Mr Gan said such a strategy is easier and more sustainable in encouraging healthy habits than implementing regulations.

The World Health Organization's director-general Dr Margaret Chan also called on the medical community to pay closer attention to their patients when it comes to consumer behaviour.

"The sugary drink industry - they invest so much money in terms of R&D, understanding consumer behaviour, taste preferences and what takes them to buy their products,” said Dr Chan. “So this is another lesson we have to learn. We always talk about being patient-centred but we ignore our patients. How many doctors look at the patient and do a proper physical check? They just look at the screen of their computer. Please look at your patients and not the screen."

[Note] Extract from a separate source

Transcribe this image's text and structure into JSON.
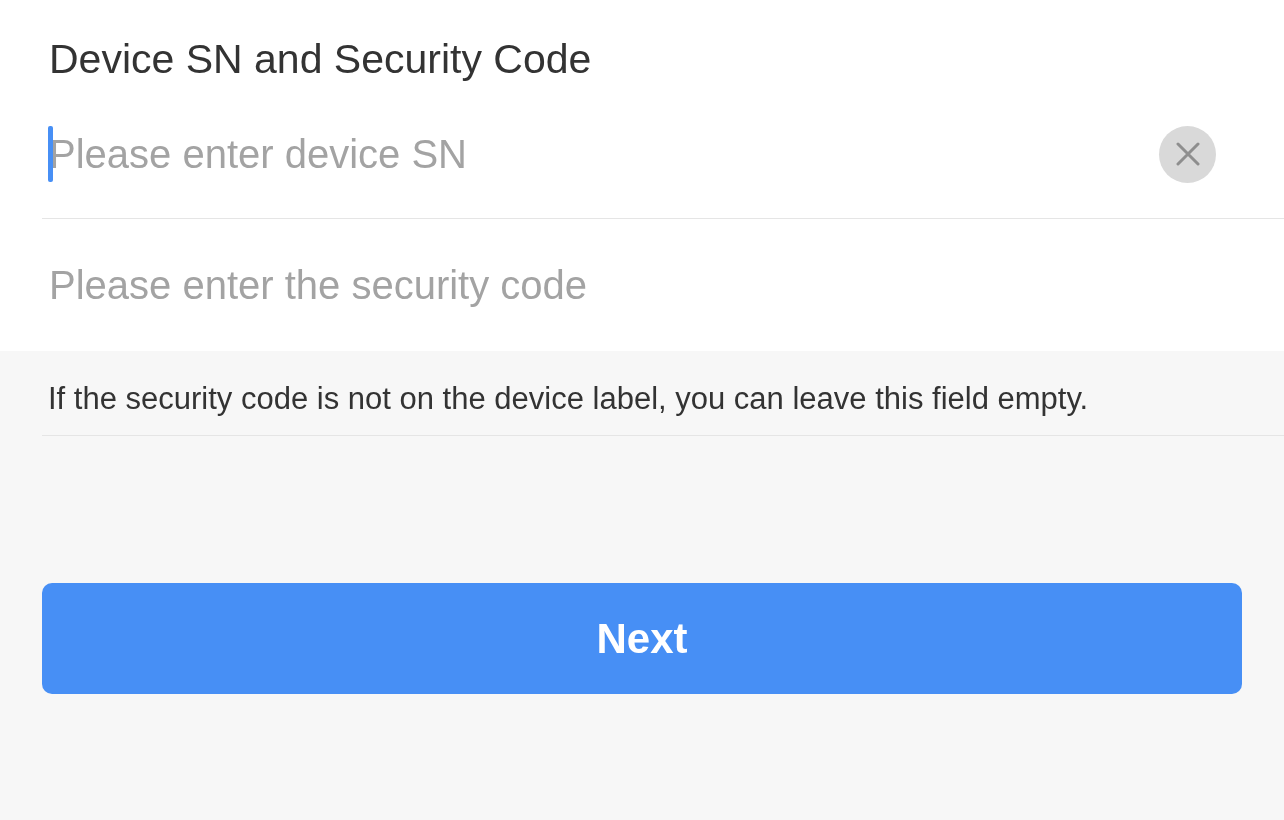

Closing the discussion, Mr Gan outlined how universal health coverage must be affordable, accessible and sustainable. To achieve this, he said the economy must remain robust.

"All our countries, all our governments will have the resources to implement universal healthcare and all our people will have income, will have employment, will help them afford the healthcare,” said Mr Gan. “And in fact, employment and economic growth is a key driver for our universal healthcare.”

During the ministerial roundtable discussion, health ministers from several countries such as Philippines, Vietnam, Malaysia and Thailand shared the lessons they had learned about universal health coverage. This included the importance of having a good database for administrative work, encouraging health promotion and having food and beverage industry players take a larger role in promoting healthy choices.

Mr Gan also shared his thoughts on the lessons learned from the ministerial meeting.

"The ministerial conference was a very useful platform for ministers and delegates from 16 countries and Hong Kong to exchange notes on how we each tackle the challenges of bringing universal health coverage to our people. We learned that it is not how many dollars we spend, but how we focus our investment that makes the most difference,” he said.

“Countries as diverse as Bangladesh, a large country like China, emerging economies like Thailand and Indonesia, higher-income economies like Korea and Finland, and cities like Hong Kong and Singapore, can achieve universal health coverage.”

“For it to be sustainable, we must involve all stakeholders: individuals, family, society, healthcare providers, and the government, each playing its part,” he added. “For example, individuals should choose to live a healthy lifestyle, healthcare providers should offer appropriate and cost effective care, and governments should help the needy.”

In his closing speech, Mr Gan said universal health coverage is fundamentally about balancing between four objectives: Affordability, accessibility, quality and sustainability.